Ах, этот день в Тюильри! Я отправилась туда вместе с «моей милочкой», она была страшно взволнована, тем более что за нами прислали адъютанта, господина графа де Лаферрьера, человека чрезвычайно любезного, но ужасно чопорного, он должен был представить нас императрице Евгении. Когда мы, проезжая по Королевской улице, остановились, к нам подошел генерал, друг де Лаферрьера, чтобы поприветствовать нас, на прощанье он воскликнул:

– Желаю удачи!

И в эту минуту проходивший мимо бродяга сказал:

– Удачи? Недолго она вам послужит, банда бездельников!

У Лаферрьера был такой негодующий вид, и голос этого проходимца по сравнению с изысканными интонациями генерала звучал до того нелепо, возник такой разлад между этой стыдливой любезностью и столь бесстыдной грубостью, что на меня напал смех, и когда мы добрались до Тюильри, в глазах у меня стояли слезы из-за усилий, которые я прилагала, чтобы удержаться от смеха, а тут еще отчаянные реверансы в салоне, которые я репетировала перед «моей милочкой», интересуясь ее мнением относительно моего изящества и пытаясь прийти в себя. Увы! Император появился у меня за спиной неожиданно и, застав меня за этой репетицией, вынужден был кашлянуть, чтобы остановить мои упражнения. Неуверенно шагая от смущения, я последовала за ним, сделала невыразительный реверанс перед императрицей и уныло прошествовала по пышным апартаментам, вместо того чтобы любоваться ими. Впрочем, мое настроение никогда не соответствовало торжественным случаям: на похоронах мне всегда хотелось смеяться, на бракосочетаниях – плакать и богохульствовать на крестинах! Может, поэтому я так люблю театр: там, по крайней мере, моя роль полностью прописана, оставалось лишь следовать ей, думая о чем-либо другом, о том, что приходило мне в голову и что, увы, никогда не подтверждалось чувствами (разве только в отношении Мориса, который уже в ту пору жаловался, что у него мать – птичка. «Мама-птичка», любил повторять он).
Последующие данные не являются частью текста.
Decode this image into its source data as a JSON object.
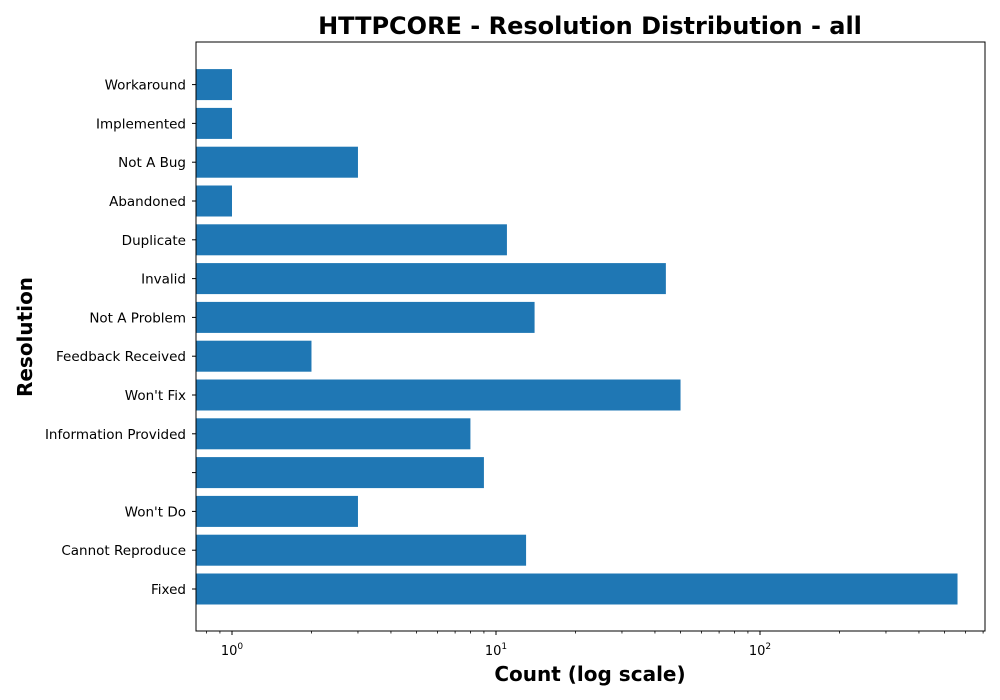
{
  "chart_data": {
    "type": "bar",
    "orientation": "horizontal",
    "title": "HTTPCORE - Resolution Distribution - all",
    "xlabel": "Count (log scale)",
    "ylabel": "Resolution",
    "x_scale": "log",
    "xlim": [
      0.73,
      700
    ],
    "x_ticks": [
      {
        "base": "10",
        "exp": "0",
        "value": 1
      },
      {
        "base": "10",
        "exp": "1",
        "value": 10
      },
      {
        "base": "10",
        "exp": "2",
        "value": 100
      }
    ],
    "categories": [
      "Fixed",
      "Cannot Reproduce",
      "Won't Do",
      "",
      "Information Provided",
      "Won't Fix",
      "Feedback Received",
      "Not A Problem",
      "Invalid",
      "Duplicate",
      "Abandoned",
      "Not A Bug",
      "Implemented",
      "Workaround"
    ],
    "values": [
      560,
      13,
      3,
      9,
      8,
      50,
      2,
      14,
      44,
      11,
      1,
      3,
      1,
      1
    ],
    "bar_color": "#1f77b4",
    "grid": false
  }
}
Франсуаза Саган – Саре Бернар


Морис! Совсем маленький? Кто это? Какое место занимает этот молодой человек в Вашей жизни? Неужели этот юноша Ваш сын? Вы не говорили мне ни о его отце, ни о его появлении, вообще ни о чем… Как такое может быть? А между тем он, судя по всему, занимал главное место в Вашей жизни. И по отношению к нему, похоже, Вы были прямой противоположностью Вашей матери. Расскажете о нем?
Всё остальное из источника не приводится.